Hey, Dan: I’m writing in response

to WHY, the Italian fellow whose partner has a significantly lower libido than he does. I would like to share my perspective. I have a high libido and my partner of more than twenty years has a low libido. From the perspective of the person with the lower libido, there’s no problem to address. The person with the lower libido gets to have sex whenever they want. When they don’t want sex, it doesn’t happen. If WHY wants to engage his partner in a conversation about this he has to make it clear this is a make-or-break situation. Use very specific language like, “If we can’t talk about this, I’m leaving,” or, “If we don’t go to counseling, I can’t stay in this relationship.” In my case, I did not communicate how important the issue was and my partner did not think we needed to talk about it because it wasn’t a problem for her and she didn’t know — because I didn’t tell her — how much of a problem it was for me. Eventually I acted out and had a random hookup. We wound up in counseling, which got us talking, but nothing changed the fact that we have very different libidos. More than likely I am moving out when our youngest son goes to college.
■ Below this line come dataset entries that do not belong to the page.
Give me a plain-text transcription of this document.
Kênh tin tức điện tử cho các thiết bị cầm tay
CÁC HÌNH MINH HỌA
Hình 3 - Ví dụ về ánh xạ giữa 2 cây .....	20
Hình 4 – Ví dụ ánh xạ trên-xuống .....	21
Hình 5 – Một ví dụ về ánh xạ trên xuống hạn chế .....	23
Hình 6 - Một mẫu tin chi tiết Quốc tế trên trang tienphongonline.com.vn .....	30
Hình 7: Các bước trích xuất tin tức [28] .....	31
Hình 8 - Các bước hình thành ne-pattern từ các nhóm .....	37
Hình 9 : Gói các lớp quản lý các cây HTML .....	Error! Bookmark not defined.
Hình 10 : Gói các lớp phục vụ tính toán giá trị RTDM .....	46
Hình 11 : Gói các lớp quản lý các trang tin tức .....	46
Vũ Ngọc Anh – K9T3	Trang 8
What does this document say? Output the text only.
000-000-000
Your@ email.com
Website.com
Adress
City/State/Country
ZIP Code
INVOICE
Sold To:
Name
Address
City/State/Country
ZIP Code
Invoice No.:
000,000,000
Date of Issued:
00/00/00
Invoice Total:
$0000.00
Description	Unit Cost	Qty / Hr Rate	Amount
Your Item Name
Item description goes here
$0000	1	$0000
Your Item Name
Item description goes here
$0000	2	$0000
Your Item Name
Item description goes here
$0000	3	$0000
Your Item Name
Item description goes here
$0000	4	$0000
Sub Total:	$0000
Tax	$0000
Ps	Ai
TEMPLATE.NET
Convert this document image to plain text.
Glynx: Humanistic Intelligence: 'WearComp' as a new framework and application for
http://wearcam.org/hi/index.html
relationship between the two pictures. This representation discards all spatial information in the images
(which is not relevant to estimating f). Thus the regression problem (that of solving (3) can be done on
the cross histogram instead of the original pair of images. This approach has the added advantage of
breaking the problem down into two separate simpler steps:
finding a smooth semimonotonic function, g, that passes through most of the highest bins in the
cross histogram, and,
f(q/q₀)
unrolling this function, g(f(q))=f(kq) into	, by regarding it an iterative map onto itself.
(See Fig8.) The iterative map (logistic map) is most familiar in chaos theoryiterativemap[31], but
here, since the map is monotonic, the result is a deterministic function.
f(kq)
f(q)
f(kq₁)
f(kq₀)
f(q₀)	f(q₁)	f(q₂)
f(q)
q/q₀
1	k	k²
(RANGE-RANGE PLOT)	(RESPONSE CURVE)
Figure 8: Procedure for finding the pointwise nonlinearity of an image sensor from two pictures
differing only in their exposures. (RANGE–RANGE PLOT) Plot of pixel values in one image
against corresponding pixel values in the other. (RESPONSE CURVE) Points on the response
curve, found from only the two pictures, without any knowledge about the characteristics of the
If I had to do it over again I would have let my partner know exactly how important it is to me that we have a healthy, robust sexual relationship. Having a difficult conversation is better than acting out in a way that puts everyone’s health at risk and damages trust. I have no idea if that would have changed things between us, but I would feel a whole lot better about how things went down. One Man’s Opinion Thank you for sharing, OMO, and here’s hoping you get a chance to “do it over again.” With a new partner, if you wind up leaving your partner, or with the partner you have now, if you stay. There’s nothing you can say to change your partner’s libido, OMO, but if you keep talking you may be able to work out a compromise or an accommodation that takes the pressure off her (to round her libido up) and off you (to round yours down). Good luck.